Simply making information publicly available is just the first step in any organization’s data journey. To gain real value from open data and to drive data democratization, data has to meet the needs of users and be easy to understand, visualize and interact with.
Our recent webinar shared the experiences of the award-winning City of Long Beach, outlining how you can drive usage of your open data portal through greater engagement with citizens and employees.
One of the 50 largest cities in the US, the City of Long Beach in California is home to approximately 470,000 people. Known for its technology leadership, it has been named a top 10 digital city for 12 consecutive years by the Center for Digital Government.
To learn more about how it is driving engagement, we interviewed Behrang Abadi, Digital Services Bureau Manager at the City of Long Beach about their best practice advice for open data success.
What is the objective of your open data strategy?
Behrang: Open data is a key tool for building trust between the government and the communities we serve. As a top digital city, we treat providing open data as an expectation for our audiences, rather than being optional. As part of our overall strategy around transparency we created our OpenLB program. This brings together a range of open documents, maps, records and data. It includes links to our open data portal and we find it helps drive traffic to it. Our open data portal now has 20 datasets with over 930,000 records, covering areas including the status of service requests submitted via the city’s 311 reporting system, animal shelter data, employee diversity demographic information and an inventory of trees planted across the city.
Why have you focused on engagement with your open data?
Behrang: Our aim is to be as accessible as possible, and to do that we needed to do more than just share raw data in a tabular format. Our City Manager encouraged us to make the data enticing and inviting for an average person to interact and explore. We chose to make our datasets more engaging by creating a very simple dashboard with maps and charts for each one of them. That means people can view the dashboard and then explore the dataset itself if they want to, create their own visualizations and export data in a variety of ways. What we’re trying to do is accommodate everybody from the most basic user who might be intimidated by rows and columns all the way up to a developer who wants to build applications that include our data.
How do you get internal buy-in from data owners?
Behrang: One surefire strategy is to focus on data that is already being released in different formats. For example, if you’re already publishing data as a monthly PDF that means there’s already an existing agreement to post the data publicly. What we can do is make the process much less labor-intensive and more open to public analysis by presenting the data as rows and columns as opposed to a fixed format like PDF. So my advice is if you want a low barrier to entry look for those opportunities where you’re already making that information available. Our 311 data is a perfect example – all of it is available in our Go Long Beach 311 app. That means the challenges of getting it vetted and receiving permission to publish it has already been addressed.
What are your future plans around open data?
Behrang: Ultimately open data needs to be useful to members of the public, so we’re continually looking at where the greatest interest currently is.

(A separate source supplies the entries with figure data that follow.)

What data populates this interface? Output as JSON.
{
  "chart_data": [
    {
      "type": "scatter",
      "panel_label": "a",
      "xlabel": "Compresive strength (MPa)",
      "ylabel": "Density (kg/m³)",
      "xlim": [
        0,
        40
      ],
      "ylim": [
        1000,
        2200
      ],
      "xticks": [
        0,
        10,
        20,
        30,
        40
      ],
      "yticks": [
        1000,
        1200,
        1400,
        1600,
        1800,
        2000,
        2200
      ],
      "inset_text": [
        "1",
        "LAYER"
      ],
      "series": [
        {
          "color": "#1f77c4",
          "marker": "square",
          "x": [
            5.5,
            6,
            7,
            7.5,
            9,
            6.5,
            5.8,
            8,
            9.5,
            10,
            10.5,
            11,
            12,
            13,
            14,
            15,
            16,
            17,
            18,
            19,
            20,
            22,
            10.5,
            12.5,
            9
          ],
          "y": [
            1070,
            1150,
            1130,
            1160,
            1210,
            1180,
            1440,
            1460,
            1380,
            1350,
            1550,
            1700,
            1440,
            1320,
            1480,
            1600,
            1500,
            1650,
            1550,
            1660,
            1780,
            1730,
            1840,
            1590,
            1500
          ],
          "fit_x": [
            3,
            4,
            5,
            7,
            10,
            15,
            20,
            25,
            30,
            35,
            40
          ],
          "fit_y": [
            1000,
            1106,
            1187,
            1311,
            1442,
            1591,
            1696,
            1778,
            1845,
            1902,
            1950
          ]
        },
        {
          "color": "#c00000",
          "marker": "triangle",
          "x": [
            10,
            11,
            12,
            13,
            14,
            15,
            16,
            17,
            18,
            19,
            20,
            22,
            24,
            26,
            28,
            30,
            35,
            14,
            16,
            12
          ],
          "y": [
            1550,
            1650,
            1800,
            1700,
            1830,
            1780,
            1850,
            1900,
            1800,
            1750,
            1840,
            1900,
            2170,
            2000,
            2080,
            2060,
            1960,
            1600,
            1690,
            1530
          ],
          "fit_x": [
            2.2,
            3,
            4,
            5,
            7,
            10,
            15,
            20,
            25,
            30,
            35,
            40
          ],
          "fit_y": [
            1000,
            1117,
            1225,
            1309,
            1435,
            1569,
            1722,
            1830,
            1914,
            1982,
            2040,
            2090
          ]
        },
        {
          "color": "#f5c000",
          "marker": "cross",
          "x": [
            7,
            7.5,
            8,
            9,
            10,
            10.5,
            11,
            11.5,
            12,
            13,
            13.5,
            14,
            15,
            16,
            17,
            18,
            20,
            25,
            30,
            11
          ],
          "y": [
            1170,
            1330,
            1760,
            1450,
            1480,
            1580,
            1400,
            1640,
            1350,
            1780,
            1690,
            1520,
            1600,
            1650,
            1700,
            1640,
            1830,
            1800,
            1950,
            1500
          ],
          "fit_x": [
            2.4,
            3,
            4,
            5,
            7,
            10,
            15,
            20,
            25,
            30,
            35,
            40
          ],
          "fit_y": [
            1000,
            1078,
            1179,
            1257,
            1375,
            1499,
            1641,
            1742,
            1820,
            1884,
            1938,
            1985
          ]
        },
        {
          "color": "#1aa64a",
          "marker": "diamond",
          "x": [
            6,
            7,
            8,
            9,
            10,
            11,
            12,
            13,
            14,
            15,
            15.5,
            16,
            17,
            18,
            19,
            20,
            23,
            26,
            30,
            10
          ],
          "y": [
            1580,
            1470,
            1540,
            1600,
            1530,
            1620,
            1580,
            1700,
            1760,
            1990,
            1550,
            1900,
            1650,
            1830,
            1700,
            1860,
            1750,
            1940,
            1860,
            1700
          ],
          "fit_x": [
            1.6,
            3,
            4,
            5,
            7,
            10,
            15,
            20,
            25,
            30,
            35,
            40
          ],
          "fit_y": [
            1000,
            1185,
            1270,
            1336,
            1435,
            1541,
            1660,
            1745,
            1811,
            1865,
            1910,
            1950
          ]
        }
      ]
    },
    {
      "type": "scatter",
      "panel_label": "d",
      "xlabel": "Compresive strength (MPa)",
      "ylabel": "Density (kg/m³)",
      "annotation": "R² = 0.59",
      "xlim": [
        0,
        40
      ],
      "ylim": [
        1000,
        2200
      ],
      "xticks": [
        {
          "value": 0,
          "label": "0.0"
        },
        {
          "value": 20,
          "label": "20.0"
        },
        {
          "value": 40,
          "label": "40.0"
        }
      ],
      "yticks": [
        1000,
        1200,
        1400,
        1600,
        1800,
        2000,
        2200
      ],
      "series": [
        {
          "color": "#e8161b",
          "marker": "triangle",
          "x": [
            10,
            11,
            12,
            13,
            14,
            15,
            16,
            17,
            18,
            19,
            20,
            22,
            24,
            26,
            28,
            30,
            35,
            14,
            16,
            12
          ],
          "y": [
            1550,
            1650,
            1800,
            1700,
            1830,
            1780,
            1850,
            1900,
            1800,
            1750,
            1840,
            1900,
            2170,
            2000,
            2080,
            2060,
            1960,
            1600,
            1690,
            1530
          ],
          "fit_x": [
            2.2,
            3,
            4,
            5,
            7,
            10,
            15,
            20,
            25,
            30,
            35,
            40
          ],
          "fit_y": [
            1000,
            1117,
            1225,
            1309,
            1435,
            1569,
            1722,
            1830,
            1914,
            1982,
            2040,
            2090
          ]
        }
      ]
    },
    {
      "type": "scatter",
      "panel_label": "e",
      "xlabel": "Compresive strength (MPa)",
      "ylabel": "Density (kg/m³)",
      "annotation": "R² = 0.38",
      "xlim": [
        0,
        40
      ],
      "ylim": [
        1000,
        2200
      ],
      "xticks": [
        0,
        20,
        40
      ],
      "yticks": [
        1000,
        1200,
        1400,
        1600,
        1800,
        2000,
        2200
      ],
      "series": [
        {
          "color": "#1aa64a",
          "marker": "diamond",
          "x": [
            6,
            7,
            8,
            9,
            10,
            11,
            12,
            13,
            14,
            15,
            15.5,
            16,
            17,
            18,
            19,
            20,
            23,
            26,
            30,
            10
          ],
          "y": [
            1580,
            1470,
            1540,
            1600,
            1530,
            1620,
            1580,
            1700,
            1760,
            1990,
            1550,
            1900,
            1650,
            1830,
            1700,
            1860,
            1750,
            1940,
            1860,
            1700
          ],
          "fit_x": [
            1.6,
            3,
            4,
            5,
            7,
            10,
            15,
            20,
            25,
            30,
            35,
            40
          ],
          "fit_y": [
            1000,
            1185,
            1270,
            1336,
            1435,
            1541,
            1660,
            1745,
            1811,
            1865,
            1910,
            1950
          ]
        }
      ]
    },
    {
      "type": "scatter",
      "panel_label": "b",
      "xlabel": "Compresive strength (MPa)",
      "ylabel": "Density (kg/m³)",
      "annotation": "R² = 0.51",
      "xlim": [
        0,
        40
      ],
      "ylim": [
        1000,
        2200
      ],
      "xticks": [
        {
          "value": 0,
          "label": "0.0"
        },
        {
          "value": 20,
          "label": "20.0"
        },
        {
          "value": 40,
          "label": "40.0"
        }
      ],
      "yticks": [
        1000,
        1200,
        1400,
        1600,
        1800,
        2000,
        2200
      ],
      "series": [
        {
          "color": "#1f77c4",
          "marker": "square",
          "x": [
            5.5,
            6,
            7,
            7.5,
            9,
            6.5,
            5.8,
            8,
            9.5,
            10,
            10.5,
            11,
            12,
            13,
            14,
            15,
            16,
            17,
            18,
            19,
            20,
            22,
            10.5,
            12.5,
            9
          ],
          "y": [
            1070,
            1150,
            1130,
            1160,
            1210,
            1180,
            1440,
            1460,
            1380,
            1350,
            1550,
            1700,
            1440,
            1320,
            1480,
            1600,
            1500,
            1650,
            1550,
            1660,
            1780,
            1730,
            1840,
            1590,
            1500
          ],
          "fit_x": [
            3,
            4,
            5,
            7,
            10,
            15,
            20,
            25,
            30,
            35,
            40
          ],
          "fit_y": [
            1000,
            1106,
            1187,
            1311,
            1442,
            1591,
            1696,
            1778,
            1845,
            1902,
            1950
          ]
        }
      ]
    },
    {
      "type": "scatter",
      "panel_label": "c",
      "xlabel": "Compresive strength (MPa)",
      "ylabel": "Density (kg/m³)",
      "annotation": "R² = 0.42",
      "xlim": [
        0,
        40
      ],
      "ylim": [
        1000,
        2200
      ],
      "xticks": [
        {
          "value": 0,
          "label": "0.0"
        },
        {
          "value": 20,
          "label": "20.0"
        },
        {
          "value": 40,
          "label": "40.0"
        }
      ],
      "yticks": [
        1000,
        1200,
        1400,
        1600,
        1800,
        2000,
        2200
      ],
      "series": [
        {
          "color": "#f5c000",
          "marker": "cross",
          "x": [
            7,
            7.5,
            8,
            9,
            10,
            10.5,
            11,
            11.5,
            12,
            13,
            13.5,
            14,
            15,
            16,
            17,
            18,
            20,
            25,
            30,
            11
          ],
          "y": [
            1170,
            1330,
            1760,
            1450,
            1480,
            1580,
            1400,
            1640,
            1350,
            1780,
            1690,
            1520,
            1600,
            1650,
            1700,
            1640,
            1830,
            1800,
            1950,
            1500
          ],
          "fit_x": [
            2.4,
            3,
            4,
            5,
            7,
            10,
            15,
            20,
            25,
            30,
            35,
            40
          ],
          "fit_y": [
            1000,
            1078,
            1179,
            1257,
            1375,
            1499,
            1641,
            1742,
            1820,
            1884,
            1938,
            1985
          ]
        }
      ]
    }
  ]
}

We’re never going to materialize or realize the value of the system if we’re putting out datasets that the public aren’t interested in. My view of the future is greater engagement with the public, understanding what they’re interested in and then finding the best way to represent that on the portal. My mental energy goes into how we can use this tool to broaden trust within our community to bring the government and the average constituent closer together.